Alfred Gregory (1913-2010), was chief photographer with the team that took Edmund Hillary and Tenzing Norgay to the summit of Everest in 1953. A lively mix of his outstanding vintage and recent prints are on show until 11 September at Peter Webb Galleries (Newmarket).

Roberta Thornley’s ‘Anthem’ (Tim Melville Gallery, Newmarket), is a Spartan display of recent work by this uncompromising talent. Visually, Chong’s glossy surfaced works share something of the classical glossy photographic print look of Roberta Thornley’s mysterious prints, and that also of some of the best reprints of Alfred Gregory’s most distinctive alpine photographs. Gregory’s superb close portrait of an exhausted Ed Hillary also connects with Thornley’s portrayals of athletes.

Images: (L) Alfred Gregory, Ed Hillary, 1953, (R) Roberta Thornley, Jenny, 2011

All of these shows reward a visit, and the Gregory show, which closes this Sunday, includes magnificent photographs of wild animals by Nick Brandt, whose large format folio was impressive and practical for displaying so much work. both photographers are promoted by Philip Kulpa. View here

Exhibition details

Jin Jiangbo: Dialogue with Nature, 20 August – 17 September 2011. Starkwhite Gallery, 510 Karangahape Road, Auckland, New Zealand. Phone 307 0703.

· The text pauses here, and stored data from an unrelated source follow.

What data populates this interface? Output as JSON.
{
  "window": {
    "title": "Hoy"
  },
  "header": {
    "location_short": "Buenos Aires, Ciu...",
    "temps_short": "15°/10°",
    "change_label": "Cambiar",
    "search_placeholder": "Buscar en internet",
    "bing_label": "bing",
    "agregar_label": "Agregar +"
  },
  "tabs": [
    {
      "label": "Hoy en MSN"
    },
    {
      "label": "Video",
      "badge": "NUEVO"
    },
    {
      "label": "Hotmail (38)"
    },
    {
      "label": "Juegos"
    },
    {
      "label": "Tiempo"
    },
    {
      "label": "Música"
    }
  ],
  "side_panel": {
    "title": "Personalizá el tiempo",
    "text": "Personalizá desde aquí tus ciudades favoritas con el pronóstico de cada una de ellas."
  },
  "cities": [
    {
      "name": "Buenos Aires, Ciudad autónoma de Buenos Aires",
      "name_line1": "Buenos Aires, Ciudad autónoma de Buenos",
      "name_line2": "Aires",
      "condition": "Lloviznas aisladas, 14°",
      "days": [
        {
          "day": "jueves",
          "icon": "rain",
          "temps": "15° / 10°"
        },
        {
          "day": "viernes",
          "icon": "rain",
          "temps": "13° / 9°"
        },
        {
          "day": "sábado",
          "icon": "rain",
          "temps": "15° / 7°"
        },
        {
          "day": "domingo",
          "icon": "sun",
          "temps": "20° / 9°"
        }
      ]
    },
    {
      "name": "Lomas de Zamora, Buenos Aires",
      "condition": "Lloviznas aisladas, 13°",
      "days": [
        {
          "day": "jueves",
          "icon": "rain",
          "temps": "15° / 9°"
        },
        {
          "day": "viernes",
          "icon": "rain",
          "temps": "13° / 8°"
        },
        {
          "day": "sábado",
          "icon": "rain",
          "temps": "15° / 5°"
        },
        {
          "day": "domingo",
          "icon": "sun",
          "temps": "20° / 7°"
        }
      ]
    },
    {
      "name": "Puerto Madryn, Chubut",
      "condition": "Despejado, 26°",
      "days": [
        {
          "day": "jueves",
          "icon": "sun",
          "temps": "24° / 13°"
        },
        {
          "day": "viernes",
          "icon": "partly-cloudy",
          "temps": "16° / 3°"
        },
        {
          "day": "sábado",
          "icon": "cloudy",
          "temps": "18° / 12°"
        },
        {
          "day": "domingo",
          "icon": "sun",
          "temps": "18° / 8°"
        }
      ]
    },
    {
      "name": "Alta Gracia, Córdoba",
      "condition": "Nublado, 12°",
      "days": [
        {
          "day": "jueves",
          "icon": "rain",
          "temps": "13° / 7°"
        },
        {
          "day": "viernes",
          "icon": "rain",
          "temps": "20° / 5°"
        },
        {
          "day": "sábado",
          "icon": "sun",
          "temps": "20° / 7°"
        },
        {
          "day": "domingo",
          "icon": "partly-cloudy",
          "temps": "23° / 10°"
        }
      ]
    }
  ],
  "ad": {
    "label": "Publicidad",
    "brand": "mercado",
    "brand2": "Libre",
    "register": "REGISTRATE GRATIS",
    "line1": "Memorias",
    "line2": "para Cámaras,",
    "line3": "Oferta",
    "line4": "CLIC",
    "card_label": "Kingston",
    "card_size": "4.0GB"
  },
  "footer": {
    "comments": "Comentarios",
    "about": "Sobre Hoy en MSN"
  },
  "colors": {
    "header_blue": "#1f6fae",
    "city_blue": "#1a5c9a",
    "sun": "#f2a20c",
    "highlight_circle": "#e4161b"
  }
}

From Prague to Auckland: the photographs of Frank Hofmann (1916-89), and Liyen Chong: Of Positions and half Positions having several marks at once. 26 August – 29 October 2011. Gus Fisher Gallery, Kenneth Myers Centre, 74 Shortland Street, Auckland. Tuesday – Friday 10am – 5pm Saturday 12pm – 4pm. Closed Public Holidays. Phone:(09) 923 6646.

Peter Gibson-Smith ‘Wasteland’, to 10 September 2011, Bath Street Gallery, 43 Bath Street, Parnell, Auckland. Gallery hours: Tues / Fri 10.00am-5.30pm, Sat 11.am-3.00pm. Telephone (09) 377 5171.

Roberta Thornley ‘Anthem’, 6 September to 1 October 2011. Tim Melville Gallery, 11 McColl Street, Newmarket, Auckland. Phone: (09) 520-5891. Tuesday – Friday 11am – 6pm, Saturday 11am – 3pm, or by appointment.

Alfred Gregory: From Everest To Blackpool, Webb’s, 18 Manukau Road, Newmarket, Auckland. 2 Sept – Sunday 11 September 2011. Hours 9:00am to 5:30pm Monday to Friday, and Saturday and Sunday – as advertised for viewings. Ph: (09) 524 6804.